Dan Aisyah binti Abi Bakar serta Hafshah, keduanya saling bantu membantu (membuat susah) seluruh istri Nabi shallallahu ‘alaihi wa sallam. Maka aku tanyakan, “Wahai Rasulullah, apakah engkau menceraikan mereka?” Beliau menjawab, “Tidak”, Aku kembali berkata, “Wahai Rasulullah, sesungguhnya aku masuk ke masjid dan kaum muslimin sedang memukul-mukul tanah dengan kerikil seraya mengatakan, “Rasulullah shallallahu ‘alaihi wa sallam telah menceraikan isteri-isterinya. Apakah aku harus turun dan memberitahukan mereka bahwasanya engkau tidak menceraikan isteri-isterimu?” Beliau menjawab, “Ya, jika engkau mau.”

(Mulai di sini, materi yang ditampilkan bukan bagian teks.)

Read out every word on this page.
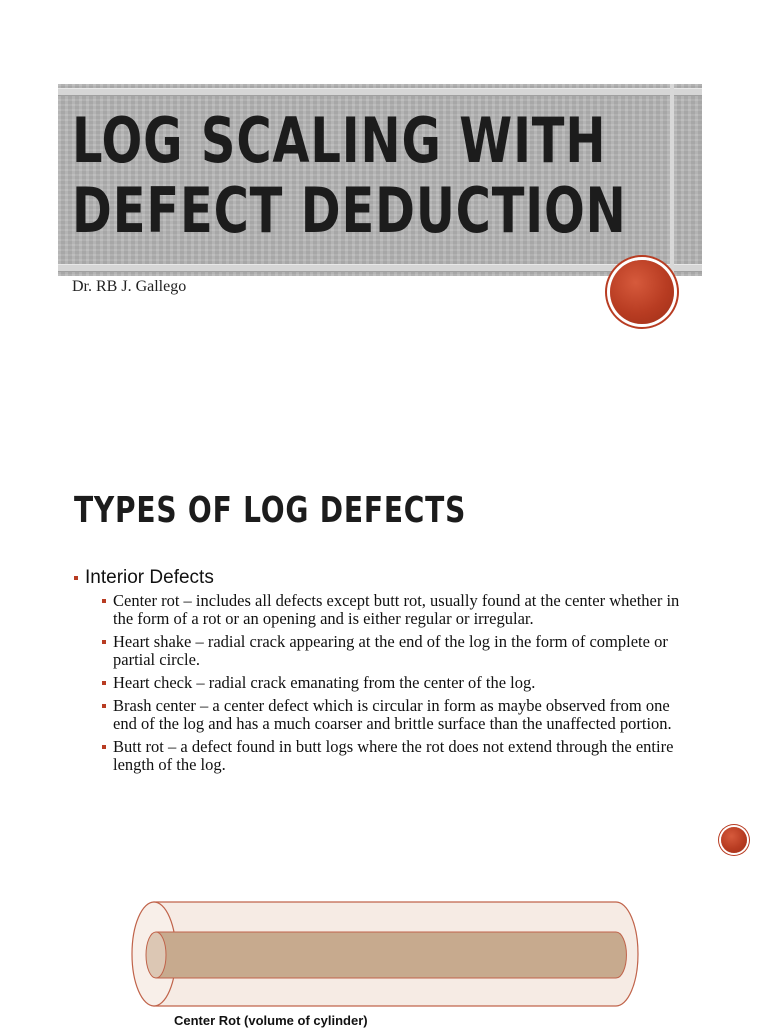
LOG SCALING WITH
DEFECT DEDUCTION

Dr. RB J. Gallego

TYPES OF LOG DEFECTS
Interior Defects
Center rot – includes all defects except butt rot, usually found at the center whether in the form of a rot or an opening and is either regular or irregular.
Heart shake – radial crack appearing at the end of the log in the form of complete or partial circle.
Heart check – radial crack emanating from the center of the log.
Brash center – a center defect which is circular in form as maybe observed from one end of the log and has a much coarser and brittle surface than the unaffected portion.
Butt rot – a defect found in butt logs where the rot does not extend through the entire length of the log.

Center Rot (volume of cylinder)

Maka aku terus berbicara dengannya hingga hilang gurat kemurahan dari wajahnya sehingga beliau menyeringai (sampai terlihat giginya) dan tertawa. Dan beliau termasuk orang yang memiliki gigi yang sangat bagus. Kemudian Nabiyullah shallallahu ‘alaihi wa sallam turun dan aku pun turun, aku berpegangan ke tangga sedangkan Rasulullah shallallahu ‘alaihi wa sallam turun seakan-akan beliau berjalan di atas tanah, beliau tidak menyentuh (pegangan kayu) dengan tangannya. Aku lalu berakta, “Wahai Rasulullah, sesungguhnya engkau berada di dalam kamar selama 29 hari?” Beliau berkata, “Sesungguhnya satu bulan itu bisa 29 hari.” Aku kemudian berdiri di pintu masjid dan berseru dengan suara yang kuat, “Rasulullah shallallahu ‘alaihi wa sallam tidak menceraikan isteri-isterinya.”

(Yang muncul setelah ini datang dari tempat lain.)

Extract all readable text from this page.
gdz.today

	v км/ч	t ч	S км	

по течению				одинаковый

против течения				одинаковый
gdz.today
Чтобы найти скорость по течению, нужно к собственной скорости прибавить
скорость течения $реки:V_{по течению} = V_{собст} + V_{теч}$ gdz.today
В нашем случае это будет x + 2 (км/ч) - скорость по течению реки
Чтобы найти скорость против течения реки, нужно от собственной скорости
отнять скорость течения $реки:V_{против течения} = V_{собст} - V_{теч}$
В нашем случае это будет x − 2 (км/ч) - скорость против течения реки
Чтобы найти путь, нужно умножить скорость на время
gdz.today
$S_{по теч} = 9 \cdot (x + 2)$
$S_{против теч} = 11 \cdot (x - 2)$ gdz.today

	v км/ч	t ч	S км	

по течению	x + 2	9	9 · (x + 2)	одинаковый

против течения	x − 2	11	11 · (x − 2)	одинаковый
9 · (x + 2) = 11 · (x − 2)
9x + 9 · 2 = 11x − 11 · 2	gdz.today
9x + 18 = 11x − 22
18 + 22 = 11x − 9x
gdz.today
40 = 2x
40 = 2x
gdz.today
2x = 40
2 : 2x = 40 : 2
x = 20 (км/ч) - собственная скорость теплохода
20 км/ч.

Dan turunlah ayat ini, “Dan apabila datang kepada mereka suatu berita tentang keamanan, ataupun ketakutan, mereka lalu menyiarkannya. Dan kalau mereka menyerahkan kepada Rasul dan Ulil Amri di antara mereka, tentulah orang-orang yang ingin mengetahui kebenarannya (akan dapat) mengetahuinya dari mereka (Rasul dan Ulil Amri). Maka aku mengistinbath perkara itu, lalu Allah Subhanahu wa Ta’ala menurunkan ayat takhyir.” Telah lewat dalam surat al-Baqarah perkatan Umar,
“(Pendapatku) diperkenankan Tuhanku dalam tiga perkara, lalu ia menyebutkan di antaranya: “Jika Nabi menceraikan kamu, boleh jadi Tuhannya akan memberi ganti kepadamu dengan isteri-isteri yang lebih baik daripada kamu.”